THE FACT IS THEY ARE NOT -- as the following quote will show:
- "Ought it not, asks Dean Burgon, sensibly to detract from our opinion of the value of their evidence, (Codex B and Codex Aleph) to discover that it is easier to find two consecutive verses in which the two manuscripts differ, the one from the other, than two consecutive verses in which they entirely agree? .... On every such occasion only one of them can possibly be speaking the truth. Shall I be thought unreasonable if I confess that these perpetual inconsistencies, between Codd B and Aleph -- grave inconsistencies and occasionally even gross ones -- altogether destroy my confidence in either?"
Or as Scrivener writes:
- "The point on which we insist is briefly this: that the evidence of ancient authorities is anything but unanimous, that they are perpetually at variance with each other, even if we limit the term ancient within the narrowest bounds. Shall it include, among the manuscripts of the Gospels, none but the five oldest copies of Codices Aleph, A, B, C, D? The reader has but to open the first recent critical work he shall meet with, to see them scarcely ever in unison, perpetually divided two against three, or perhaps four against one."
The following figures provided by Kirsopp Lake and his associates (1928), demonstrate that Codices Aleph, B and D are in greater disagreement among themselves than they are with the Received Text!
In Mark Chapter 2 alone-- Aleph, B and D differ from the Received Text 69, 71 and 95 times respectively. B differs from Aleph 34 times B differs from D 102 times D differs from Aleph 100 times.
Hoskier, who studied the differences between the texts of Aleph and B, lists the following differences in the 4 Gospels. These numbers show how often Sinaiticus (Aleph) and Vaticanus (B) DIFFER FROM EACH OTHER!
Matthew: 656 differences, Mark: 567 differences, Luke: 791 differences, John: 1,022 differences. Total for four (4) Gospels 3,036 differences.
In the light of the facts stated above it is clear that we cannot have confidence in any modern version or Greek text which rejects the concordant testimony of the vast majority of manuscripts in favour of a small company of ancient, but discordant witnesses.
Textus Receptus
TWO STREAMS OF MANUSCRIPTS HAVE ALWAYS EXISTED The foregoing comments serve to show that the claim of some modern translations and paraphrases, that the oldest manuscripts are the best, is altogether based on a wrong foundation.
Dr. D. Otis Fuller, in his book "WHICH BIBLE," has shown that Christians of all ages have recognised that two streams of manuscripts have always existed.
The muddy stream of the corrupt text, including the Western family (characterised by interpolations), and the Alexandrian family {characterised by omissions) has flowed through channels such as Origen (who denied the deity of Christ) Eusebius, Jerome (who produced the Latin Vulgate), and in the last century, through Lachmann, Tischendorf, Tregelles, Westcott and Hort.

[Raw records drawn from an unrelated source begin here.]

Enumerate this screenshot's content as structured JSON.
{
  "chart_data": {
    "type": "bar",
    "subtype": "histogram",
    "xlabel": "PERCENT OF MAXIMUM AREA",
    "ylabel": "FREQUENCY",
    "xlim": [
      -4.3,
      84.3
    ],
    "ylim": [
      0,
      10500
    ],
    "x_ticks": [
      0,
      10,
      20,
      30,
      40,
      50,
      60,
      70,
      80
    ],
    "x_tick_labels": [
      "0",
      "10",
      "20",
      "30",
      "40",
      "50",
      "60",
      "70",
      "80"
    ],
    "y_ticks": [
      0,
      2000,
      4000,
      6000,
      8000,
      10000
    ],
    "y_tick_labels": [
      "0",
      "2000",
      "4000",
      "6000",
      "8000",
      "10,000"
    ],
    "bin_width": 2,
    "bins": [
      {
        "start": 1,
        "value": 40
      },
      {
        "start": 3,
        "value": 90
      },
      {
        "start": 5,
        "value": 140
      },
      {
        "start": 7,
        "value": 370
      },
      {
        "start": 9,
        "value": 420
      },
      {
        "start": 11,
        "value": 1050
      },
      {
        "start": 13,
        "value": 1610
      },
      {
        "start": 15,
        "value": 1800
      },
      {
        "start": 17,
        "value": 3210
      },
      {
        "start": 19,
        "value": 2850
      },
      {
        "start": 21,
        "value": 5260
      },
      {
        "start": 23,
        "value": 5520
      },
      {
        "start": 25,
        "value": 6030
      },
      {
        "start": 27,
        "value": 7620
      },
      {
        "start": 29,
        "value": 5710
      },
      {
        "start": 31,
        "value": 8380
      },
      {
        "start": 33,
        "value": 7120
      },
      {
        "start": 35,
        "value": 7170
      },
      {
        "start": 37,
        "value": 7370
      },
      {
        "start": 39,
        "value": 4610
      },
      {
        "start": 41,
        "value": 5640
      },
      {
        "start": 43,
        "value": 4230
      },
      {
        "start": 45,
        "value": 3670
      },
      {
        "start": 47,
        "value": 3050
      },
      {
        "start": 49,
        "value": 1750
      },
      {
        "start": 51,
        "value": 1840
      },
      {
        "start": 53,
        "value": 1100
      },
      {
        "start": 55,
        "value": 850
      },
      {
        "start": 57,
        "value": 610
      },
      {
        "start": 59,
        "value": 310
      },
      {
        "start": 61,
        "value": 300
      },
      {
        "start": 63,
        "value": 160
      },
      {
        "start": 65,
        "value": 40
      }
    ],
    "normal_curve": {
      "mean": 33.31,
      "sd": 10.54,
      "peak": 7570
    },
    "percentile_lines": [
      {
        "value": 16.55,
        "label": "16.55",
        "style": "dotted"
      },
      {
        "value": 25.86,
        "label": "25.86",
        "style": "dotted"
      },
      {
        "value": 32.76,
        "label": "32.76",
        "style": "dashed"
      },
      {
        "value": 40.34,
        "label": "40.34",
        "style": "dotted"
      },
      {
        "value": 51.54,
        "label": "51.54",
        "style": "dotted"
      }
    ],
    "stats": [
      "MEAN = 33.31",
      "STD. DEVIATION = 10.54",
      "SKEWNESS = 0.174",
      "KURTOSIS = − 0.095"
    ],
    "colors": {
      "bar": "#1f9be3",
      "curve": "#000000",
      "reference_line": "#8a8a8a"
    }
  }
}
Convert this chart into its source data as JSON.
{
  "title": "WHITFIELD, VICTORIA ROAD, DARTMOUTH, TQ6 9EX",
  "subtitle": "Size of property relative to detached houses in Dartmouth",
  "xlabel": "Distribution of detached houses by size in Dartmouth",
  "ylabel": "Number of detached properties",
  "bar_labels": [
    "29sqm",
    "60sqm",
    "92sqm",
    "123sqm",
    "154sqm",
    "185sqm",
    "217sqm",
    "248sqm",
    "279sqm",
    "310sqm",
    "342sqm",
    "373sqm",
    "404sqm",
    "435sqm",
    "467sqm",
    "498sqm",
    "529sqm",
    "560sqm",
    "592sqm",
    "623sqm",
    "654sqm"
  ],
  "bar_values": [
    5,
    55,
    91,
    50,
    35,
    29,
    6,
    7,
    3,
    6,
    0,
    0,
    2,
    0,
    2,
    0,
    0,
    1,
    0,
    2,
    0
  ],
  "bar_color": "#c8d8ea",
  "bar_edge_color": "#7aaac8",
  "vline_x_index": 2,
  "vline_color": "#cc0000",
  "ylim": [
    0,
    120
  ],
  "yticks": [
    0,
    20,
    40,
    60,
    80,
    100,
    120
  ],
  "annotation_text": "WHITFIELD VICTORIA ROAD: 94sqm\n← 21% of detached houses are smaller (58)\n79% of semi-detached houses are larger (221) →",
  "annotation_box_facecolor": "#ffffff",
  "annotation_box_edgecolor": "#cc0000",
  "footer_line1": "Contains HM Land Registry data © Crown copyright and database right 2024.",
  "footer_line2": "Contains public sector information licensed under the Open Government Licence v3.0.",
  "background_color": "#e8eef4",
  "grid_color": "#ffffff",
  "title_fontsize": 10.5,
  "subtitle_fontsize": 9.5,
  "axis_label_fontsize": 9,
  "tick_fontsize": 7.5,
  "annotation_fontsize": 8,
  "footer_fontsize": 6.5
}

The pure stream of the New Testament has flowed to us through the Received Text, which Dr. D. Otis Fuller tells us: "had authority enough to become either in itself, or by its translation, the Bible of the great Syrian Church, of the Waldensian Church of northern Italy, of the Gallic Church of Southern France, and of the Celtic Church in Scotland and Ireland, as well as the official Bible of the Greek Church (BYZANTINE TEXT)." The reformers stood firmly by the Received Text, Luther's German Translation and Tyndale's magnificent English Translation were from it. When 47 scholars translated the Authorised Version in 1611, by Divine Providence the Received Text was used.
Manuscript discoveries since 1611 have NOT altered the picture. The number increased to 3791 in 1881, and since then to about 5,000, BUT STILL ABOUT 90% AGREE WITH THE RECEIVED TEXT!